The Supreme Court issued a ruling on the Omega vs. Costco case that I have covered a couple of times.

As Doug Pardee noted, Omega essentially won. With Justice Kagan recusing herself (she had written a pro-Omega brief prior to being appointed a justice), the Supreme Court deadlocked 4-4, issuing a one-page per curiam decision that did not even say which justice voted on which side, let alone provide any reasoning.

On the bright side, this means that even though Omega won in this particular case, the decision is only binding within the 9th circuit and does not set a nationwide precedent. So it is bad, but not as bad as it could have been if Kagan hadn’t had to recuse herself.

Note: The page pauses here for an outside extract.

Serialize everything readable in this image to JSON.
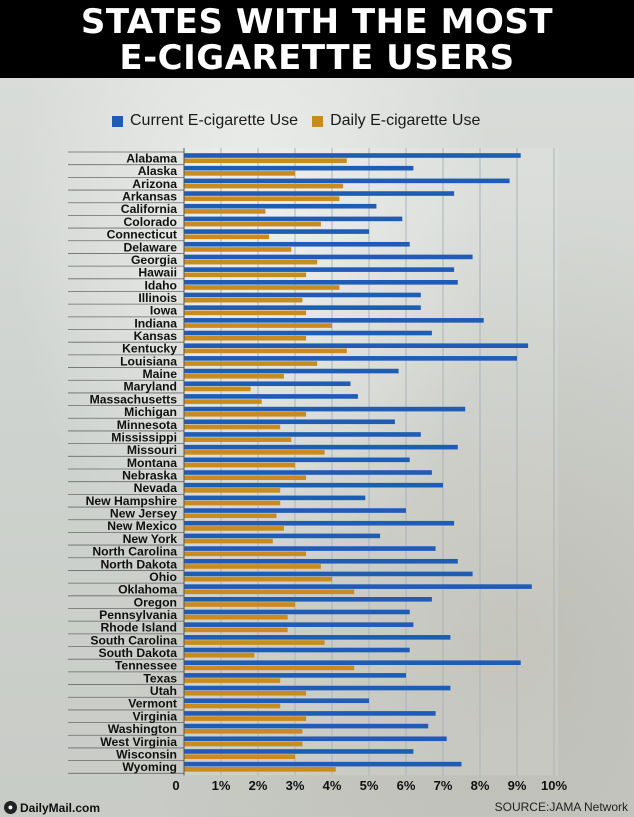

“It’s as if the court never took the case in the first place. We have to wait for another case like this to come along,” said Thomas Goldstein, the SCOTUSblog founder who has argued nearly two dozen cases before the high court.

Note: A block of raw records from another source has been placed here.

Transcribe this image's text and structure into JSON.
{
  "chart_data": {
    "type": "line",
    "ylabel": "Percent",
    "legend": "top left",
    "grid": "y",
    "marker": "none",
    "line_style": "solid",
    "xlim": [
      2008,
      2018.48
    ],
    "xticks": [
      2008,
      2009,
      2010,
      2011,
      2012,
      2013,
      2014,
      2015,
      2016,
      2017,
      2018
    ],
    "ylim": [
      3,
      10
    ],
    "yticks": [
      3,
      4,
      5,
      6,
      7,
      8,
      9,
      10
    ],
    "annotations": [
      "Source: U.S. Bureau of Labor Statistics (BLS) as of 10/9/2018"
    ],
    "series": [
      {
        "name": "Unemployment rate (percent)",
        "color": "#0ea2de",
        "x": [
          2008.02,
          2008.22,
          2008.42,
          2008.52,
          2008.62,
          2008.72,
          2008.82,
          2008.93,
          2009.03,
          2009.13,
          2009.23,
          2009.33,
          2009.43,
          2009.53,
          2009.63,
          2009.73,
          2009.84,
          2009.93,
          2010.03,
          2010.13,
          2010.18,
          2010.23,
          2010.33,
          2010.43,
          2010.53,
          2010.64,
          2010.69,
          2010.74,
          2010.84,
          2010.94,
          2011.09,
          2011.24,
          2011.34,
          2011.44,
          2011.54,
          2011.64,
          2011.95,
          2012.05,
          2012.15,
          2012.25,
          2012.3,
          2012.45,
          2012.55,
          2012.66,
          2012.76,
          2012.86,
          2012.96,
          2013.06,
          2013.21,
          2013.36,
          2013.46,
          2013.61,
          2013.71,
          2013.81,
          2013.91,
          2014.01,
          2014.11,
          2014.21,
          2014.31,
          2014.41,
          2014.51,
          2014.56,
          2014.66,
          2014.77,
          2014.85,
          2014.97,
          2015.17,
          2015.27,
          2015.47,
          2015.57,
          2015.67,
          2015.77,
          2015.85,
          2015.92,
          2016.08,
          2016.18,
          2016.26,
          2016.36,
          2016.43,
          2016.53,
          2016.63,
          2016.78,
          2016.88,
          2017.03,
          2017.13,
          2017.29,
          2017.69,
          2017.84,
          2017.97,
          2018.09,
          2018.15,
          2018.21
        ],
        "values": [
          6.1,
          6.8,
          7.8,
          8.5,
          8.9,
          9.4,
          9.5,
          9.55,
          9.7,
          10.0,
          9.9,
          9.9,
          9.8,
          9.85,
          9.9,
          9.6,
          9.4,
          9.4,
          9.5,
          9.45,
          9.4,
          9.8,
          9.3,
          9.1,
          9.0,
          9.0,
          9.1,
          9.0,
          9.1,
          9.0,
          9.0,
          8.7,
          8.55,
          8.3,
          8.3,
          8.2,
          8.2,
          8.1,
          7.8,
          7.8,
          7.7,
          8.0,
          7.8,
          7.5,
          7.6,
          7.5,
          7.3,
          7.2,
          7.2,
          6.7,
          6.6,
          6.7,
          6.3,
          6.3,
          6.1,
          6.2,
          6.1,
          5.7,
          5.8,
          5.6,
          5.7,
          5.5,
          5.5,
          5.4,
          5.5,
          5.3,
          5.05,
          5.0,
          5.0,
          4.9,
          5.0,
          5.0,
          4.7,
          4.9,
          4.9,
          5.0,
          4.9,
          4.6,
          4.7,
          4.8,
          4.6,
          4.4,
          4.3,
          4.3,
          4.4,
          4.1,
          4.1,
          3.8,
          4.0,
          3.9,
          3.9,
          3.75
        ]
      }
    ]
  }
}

A friend of mine who watches Supreme Court decisions had pointed out in earlier discussions that this was a really complicated issue, and suggested that this decision was the court’s way of sending a message to go fix this mess legislatively—they didn’t want to touch it with a ten-foot pole.

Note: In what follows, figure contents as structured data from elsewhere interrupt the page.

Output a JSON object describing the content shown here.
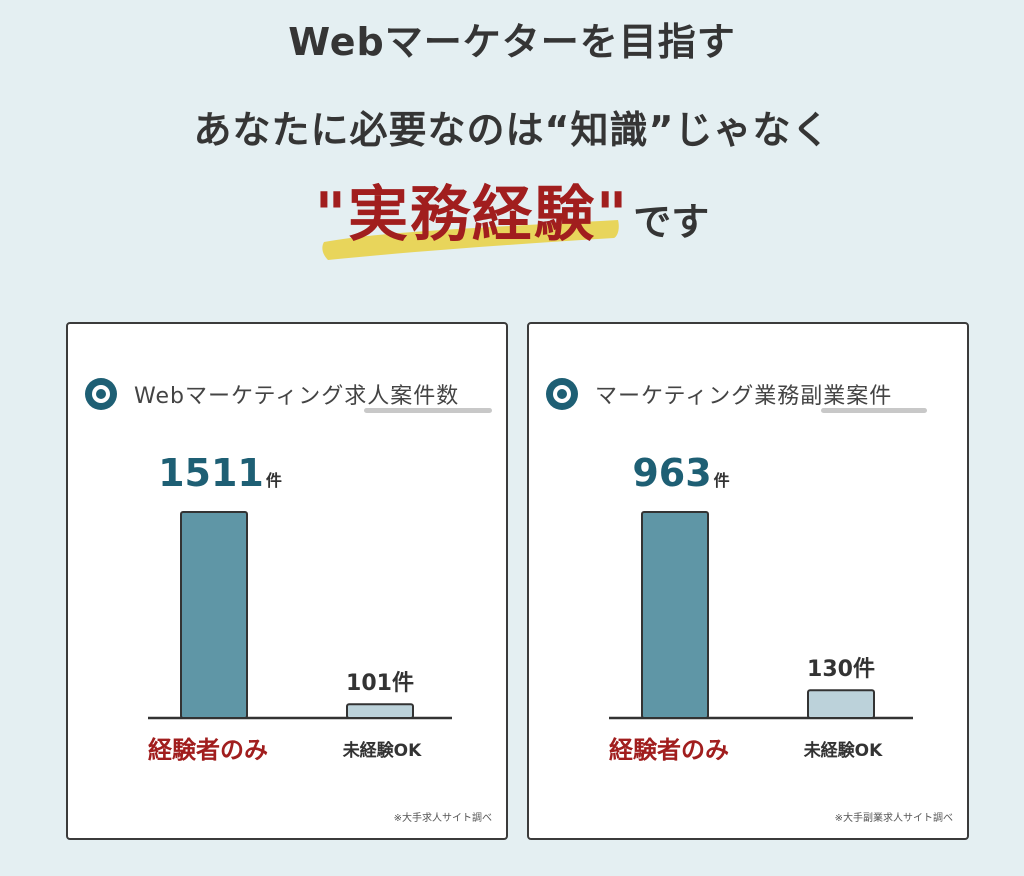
{
  "heading": {
    "line1": "Webマーケターを目指す",
    "line2": "あなたに必要なのは“知識”じゃなく",
    "emphasis": "\"実務経験\"",
    "tail": "です"
  },
  "colors": {
    "background": "#e4eff2",
    "emphasis_red": "#a11e1e",
    "highlight_yellow": "#e8d24a",
    "bar_dark": "#5f96a6",
    "bar_light": "#bcd2da",
    "value_teal": "#1e5f74"
  },
  "chart_data": [
    {
      "type": "bar",
      "title": "Webマーケティング求人案件数",
      "categories": [
        "経験者のみ",
        "未経験OK"
      ],
      "values": [
        1511,
        101
      ],
      "value_labels": [
        "1511",
        "101件"
      ],
      "unit": "件",
      "note": "※大手求人サイト調べ"
    },
    {
      "type": "bar",
      "title": "マーケティング業務副業案件",
      "categories": [
        "経験者のみ",
        "未経験OK"
      ],
      "values": [
        963,
        130
      ],
      "value_labels": [
        "963",
        "130件"
      ],
      "unit": "件",
      "note": "※大手副業求人サイト調べ"
    }
  ]
}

I don’t think that the net effect of this is going to be that it suddenly becomes illegal to import the UK editions of Harry Potter books, or buy DVDs from other regions that are cheaper or have better features. And it leaves the door open to SCOTUS hearing arguments in the next case of this nature that appears—unlike Lawrence Lessig’s disastrous turn in Eldred vs. Ashcroft that sealed the door on copyright extension matters for the foreseeable future.

You win some and you lose some, but this case turned out to be more of a draw.